If the high-resolution image doesn't have low-frequency details (say, if it's high-pass filtered), it can be downsampled without losing the high-frequency details. The details alias to low frequencies when downsampling. When upsampling later, the low frequencies "image" to high frequencies. By low-pass filtering the aliased details get removed and the "imaged", i.e. the original details remain.

*.mp4 guy
27th June 2009, 12:08
What you are saying is correct, but it will only allow you to keep the total number of stored pixels (low resolution plus high frequency difference) equal to the total number of input pixels, you cannot reduce the number of stored pixels without losing information (unless you store that information somewhere else, IE by upping the bit depth or something).
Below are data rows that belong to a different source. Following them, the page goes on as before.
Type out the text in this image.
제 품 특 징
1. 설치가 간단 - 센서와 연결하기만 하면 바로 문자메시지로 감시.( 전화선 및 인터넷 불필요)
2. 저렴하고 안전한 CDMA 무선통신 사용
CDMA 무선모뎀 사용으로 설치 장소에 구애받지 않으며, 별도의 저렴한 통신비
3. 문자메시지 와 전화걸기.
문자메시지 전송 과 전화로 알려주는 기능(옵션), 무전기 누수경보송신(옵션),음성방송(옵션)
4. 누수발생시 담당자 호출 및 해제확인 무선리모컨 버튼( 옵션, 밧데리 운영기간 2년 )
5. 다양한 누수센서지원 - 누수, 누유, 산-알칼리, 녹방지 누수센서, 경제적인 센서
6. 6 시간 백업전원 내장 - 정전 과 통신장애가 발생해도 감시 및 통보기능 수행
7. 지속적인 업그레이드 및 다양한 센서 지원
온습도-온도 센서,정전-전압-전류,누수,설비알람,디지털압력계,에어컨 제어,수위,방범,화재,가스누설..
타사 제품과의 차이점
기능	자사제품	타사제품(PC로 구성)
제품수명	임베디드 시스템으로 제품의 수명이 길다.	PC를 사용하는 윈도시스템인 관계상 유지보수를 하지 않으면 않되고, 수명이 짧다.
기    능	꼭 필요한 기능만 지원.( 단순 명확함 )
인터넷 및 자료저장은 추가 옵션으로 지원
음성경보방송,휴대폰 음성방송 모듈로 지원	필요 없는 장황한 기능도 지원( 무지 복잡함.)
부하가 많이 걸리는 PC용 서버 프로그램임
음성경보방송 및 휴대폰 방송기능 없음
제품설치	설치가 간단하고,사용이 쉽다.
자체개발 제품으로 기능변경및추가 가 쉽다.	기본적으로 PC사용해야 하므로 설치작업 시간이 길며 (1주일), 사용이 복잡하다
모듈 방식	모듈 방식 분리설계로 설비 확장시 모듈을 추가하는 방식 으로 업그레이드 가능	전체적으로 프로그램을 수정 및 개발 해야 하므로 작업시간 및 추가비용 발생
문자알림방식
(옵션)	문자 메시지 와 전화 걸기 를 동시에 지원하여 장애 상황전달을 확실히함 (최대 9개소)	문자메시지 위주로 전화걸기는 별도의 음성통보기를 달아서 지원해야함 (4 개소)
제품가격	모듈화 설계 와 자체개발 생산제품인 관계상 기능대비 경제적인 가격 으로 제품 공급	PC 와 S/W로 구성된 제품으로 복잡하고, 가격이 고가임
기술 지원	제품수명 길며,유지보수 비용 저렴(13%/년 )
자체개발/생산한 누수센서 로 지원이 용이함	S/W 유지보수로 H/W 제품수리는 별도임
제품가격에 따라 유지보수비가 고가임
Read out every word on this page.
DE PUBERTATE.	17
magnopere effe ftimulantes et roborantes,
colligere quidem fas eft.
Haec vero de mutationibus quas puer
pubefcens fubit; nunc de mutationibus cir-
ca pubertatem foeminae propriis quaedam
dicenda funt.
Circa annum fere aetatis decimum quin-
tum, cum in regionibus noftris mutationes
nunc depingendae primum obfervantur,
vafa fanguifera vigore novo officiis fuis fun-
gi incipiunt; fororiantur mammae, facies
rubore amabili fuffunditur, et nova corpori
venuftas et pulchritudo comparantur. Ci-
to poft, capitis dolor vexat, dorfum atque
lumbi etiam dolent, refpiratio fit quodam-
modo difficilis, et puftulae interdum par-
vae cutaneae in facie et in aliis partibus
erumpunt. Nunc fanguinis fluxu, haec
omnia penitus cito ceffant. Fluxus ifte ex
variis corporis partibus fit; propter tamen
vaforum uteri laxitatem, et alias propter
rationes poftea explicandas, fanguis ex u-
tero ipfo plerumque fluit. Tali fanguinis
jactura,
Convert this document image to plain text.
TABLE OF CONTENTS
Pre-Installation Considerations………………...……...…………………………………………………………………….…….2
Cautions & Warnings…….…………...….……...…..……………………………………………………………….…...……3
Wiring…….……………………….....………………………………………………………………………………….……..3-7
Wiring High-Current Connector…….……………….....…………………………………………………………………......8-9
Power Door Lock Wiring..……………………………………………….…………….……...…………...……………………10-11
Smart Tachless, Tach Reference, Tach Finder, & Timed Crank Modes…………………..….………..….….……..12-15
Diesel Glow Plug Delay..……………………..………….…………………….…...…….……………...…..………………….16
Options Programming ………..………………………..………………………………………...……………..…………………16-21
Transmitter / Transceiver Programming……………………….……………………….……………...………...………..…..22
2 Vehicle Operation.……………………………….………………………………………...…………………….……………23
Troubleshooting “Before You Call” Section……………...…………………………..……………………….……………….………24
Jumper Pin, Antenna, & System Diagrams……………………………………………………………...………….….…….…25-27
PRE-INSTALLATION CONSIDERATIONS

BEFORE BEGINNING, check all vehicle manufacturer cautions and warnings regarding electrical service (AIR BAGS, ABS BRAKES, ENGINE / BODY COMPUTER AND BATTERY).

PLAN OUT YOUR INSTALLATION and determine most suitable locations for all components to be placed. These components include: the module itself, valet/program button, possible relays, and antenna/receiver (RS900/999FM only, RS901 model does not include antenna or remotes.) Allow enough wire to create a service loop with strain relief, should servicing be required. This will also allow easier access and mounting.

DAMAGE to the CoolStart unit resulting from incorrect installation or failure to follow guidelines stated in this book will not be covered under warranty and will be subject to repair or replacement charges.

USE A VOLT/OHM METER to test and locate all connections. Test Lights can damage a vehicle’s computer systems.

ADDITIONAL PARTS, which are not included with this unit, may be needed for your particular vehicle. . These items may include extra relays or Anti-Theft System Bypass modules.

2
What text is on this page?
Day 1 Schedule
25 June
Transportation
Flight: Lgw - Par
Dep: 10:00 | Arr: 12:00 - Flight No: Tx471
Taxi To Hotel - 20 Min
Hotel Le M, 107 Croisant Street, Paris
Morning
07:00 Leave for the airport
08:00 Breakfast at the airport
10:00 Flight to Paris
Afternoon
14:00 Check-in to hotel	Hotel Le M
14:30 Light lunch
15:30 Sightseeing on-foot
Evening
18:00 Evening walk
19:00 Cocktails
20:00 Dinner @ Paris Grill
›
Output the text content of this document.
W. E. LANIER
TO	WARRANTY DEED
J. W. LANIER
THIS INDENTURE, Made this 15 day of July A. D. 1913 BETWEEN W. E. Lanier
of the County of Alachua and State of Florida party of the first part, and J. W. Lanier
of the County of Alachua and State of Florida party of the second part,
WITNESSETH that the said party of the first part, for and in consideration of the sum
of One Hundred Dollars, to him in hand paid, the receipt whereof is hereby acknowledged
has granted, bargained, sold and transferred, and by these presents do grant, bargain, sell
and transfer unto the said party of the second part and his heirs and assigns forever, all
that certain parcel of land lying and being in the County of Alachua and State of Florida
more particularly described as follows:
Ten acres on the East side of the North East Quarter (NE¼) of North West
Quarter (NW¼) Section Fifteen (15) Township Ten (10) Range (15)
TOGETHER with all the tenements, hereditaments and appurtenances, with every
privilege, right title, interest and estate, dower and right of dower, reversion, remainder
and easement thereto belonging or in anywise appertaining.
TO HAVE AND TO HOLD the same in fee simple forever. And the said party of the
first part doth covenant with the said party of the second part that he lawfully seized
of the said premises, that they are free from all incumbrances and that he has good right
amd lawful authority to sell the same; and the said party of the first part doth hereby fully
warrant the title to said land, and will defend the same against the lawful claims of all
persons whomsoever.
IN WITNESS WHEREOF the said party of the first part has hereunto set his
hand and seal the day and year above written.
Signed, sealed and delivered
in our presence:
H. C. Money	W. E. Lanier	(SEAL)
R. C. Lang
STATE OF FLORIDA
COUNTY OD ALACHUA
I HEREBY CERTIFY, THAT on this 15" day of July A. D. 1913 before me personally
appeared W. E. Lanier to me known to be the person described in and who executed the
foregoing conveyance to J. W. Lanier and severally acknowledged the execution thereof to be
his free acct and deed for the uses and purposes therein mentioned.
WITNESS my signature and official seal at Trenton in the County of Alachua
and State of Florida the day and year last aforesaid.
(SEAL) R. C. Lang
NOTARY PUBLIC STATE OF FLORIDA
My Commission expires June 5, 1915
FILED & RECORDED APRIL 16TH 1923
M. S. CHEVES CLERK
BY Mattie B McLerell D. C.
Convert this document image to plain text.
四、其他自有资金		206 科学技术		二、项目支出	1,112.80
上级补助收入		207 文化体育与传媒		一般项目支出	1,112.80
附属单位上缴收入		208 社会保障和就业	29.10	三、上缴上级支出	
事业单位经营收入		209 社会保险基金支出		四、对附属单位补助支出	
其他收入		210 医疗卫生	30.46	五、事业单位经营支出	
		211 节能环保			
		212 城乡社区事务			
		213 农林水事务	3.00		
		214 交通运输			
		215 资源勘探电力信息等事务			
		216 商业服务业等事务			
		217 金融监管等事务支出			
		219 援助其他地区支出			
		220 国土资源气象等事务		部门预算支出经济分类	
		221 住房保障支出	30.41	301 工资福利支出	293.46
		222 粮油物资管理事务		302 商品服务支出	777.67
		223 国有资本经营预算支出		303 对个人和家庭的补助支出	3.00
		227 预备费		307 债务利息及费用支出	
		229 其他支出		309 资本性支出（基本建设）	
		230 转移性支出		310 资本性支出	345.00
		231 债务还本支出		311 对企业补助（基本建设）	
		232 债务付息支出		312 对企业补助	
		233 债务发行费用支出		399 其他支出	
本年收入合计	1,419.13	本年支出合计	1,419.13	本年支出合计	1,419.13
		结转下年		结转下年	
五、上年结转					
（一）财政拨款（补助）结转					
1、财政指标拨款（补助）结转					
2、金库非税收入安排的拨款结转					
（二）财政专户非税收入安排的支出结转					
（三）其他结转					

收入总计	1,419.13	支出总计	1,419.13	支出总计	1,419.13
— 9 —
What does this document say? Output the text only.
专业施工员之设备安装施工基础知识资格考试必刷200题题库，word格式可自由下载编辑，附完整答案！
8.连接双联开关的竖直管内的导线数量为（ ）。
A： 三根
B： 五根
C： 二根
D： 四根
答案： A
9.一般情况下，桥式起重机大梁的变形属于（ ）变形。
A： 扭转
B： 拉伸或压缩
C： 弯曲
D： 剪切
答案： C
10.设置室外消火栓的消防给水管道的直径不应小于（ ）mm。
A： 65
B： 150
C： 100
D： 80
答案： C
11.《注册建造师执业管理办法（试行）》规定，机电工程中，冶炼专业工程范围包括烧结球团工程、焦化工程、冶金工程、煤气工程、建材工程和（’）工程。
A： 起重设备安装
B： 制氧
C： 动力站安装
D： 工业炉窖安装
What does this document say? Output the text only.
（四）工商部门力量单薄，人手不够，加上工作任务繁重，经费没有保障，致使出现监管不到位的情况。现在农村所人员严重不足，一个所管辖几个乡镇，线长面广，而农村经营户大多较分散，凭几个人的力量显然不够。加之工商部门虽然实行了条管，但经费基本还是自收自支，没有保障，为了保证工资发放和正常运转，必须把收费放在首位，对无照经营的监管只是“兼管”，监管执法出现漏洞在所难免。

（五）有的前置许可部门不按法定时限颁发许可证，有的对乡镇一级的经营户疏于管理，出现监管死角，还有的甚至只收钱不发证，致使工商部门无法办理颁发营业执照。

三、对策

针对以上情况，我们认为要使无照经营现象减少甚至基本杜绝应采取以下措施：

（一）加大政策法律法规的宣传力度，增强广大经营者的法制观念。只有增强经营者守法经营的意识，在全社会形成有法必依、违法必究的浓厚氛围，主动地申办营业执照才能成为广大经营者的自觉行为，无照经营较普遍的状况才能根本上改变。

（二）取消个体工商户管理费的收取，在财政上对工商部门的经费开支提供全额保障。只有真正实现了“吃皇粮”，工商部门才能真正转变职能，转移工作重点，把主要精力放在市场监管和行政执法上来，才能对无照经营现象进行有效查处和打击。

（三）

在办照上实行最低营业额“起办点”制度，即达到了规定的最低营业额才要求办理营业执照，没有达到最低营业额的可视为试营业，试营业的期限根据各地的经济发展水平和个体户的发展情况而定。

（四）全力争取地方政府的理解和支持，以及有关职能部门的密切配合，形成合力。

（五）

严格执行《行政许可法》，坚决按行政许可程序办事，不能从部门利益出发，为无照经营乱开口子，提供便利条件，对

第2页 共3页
Also, without careful construction such a system will still lose information due to the limits of our frequency filtering ability, the only way to get around this is to use a carefully cunstructed mathematical system such as used in lossless j2k.

Sharktooth
27th June 2009, 14:46
exactly. so, in conclusion, reducing the resolution will IN ANY CASE kill details. you may speak about frequencies and all... but you cant keep the pixel if it gets deleted.
an example (black and white, 0 = black, 1 = white):
0 0 0 0
0 1 0 0 resize 0 0
0 0 0 0 -----> 0 0
0 0 0 0
as you can see a 4x4 image gets resized to a 2x2 image.
once you resize you get all zeroes (black) and the white pixel is lost.
depending on the resizer you may also get a result like this:
1 0
0 0
that is even worse since it will introduce a bigger error...
However, focusing on the first case, there is nothing in heaven and hell that can reconstruct that white pixel and when you upscale the image you will get this:
0 0 0 0
0 0 0 0
0 0 0 0
0 0 0 0
in the second case you will get:
1 1 0 0
1 1 0 0
0 0 0 0
0 0 0 0
as you can see there is no way back to the original image... and none of the two cases is an acceptable result.
using a higher bitdepth the results are similar. you loose color and/or luminance info of that pixel...
PRINT IT IN YOUR MIND: UPSCALING IS USELESS.

*.mp4 guy
27th June 2009, 16:00
It is provable that the highest frequencies of a given array can be stored in a smaller amount of sample points then the total number of sample points in the array, this is one of the operative principles at work in linear transform coding. You can, for example, take a 720*480 array, and losslessly separate it into 4 360*240 arrays, 3 of them being representations of high frequencies and one of them being the equivelent of a properly lowpassed and downscaled image, in this case the high frequencies of the array are stored in less space then the total input array, but no compression has yet been achieved, as the total output data has only been reorganized, and still takes the same amount of space as the input (likely more before entropy coding, and less after, but these are implementation considerations).

However this debate is not really relevant to the thread.

Sharktooth
27th June 2009, 16:12
yup, but that supposes you're storing those info in a different way. the origina idea is to encode the resized difference between original and encoded file.
that wont work coz, first, it's downsized (see the post above) and, second, it's not a good way to store that info. IMHO those info can be processed and stored more efficiently by the encoder just by lowering the quantizer or using adaptive quantization or other techniques.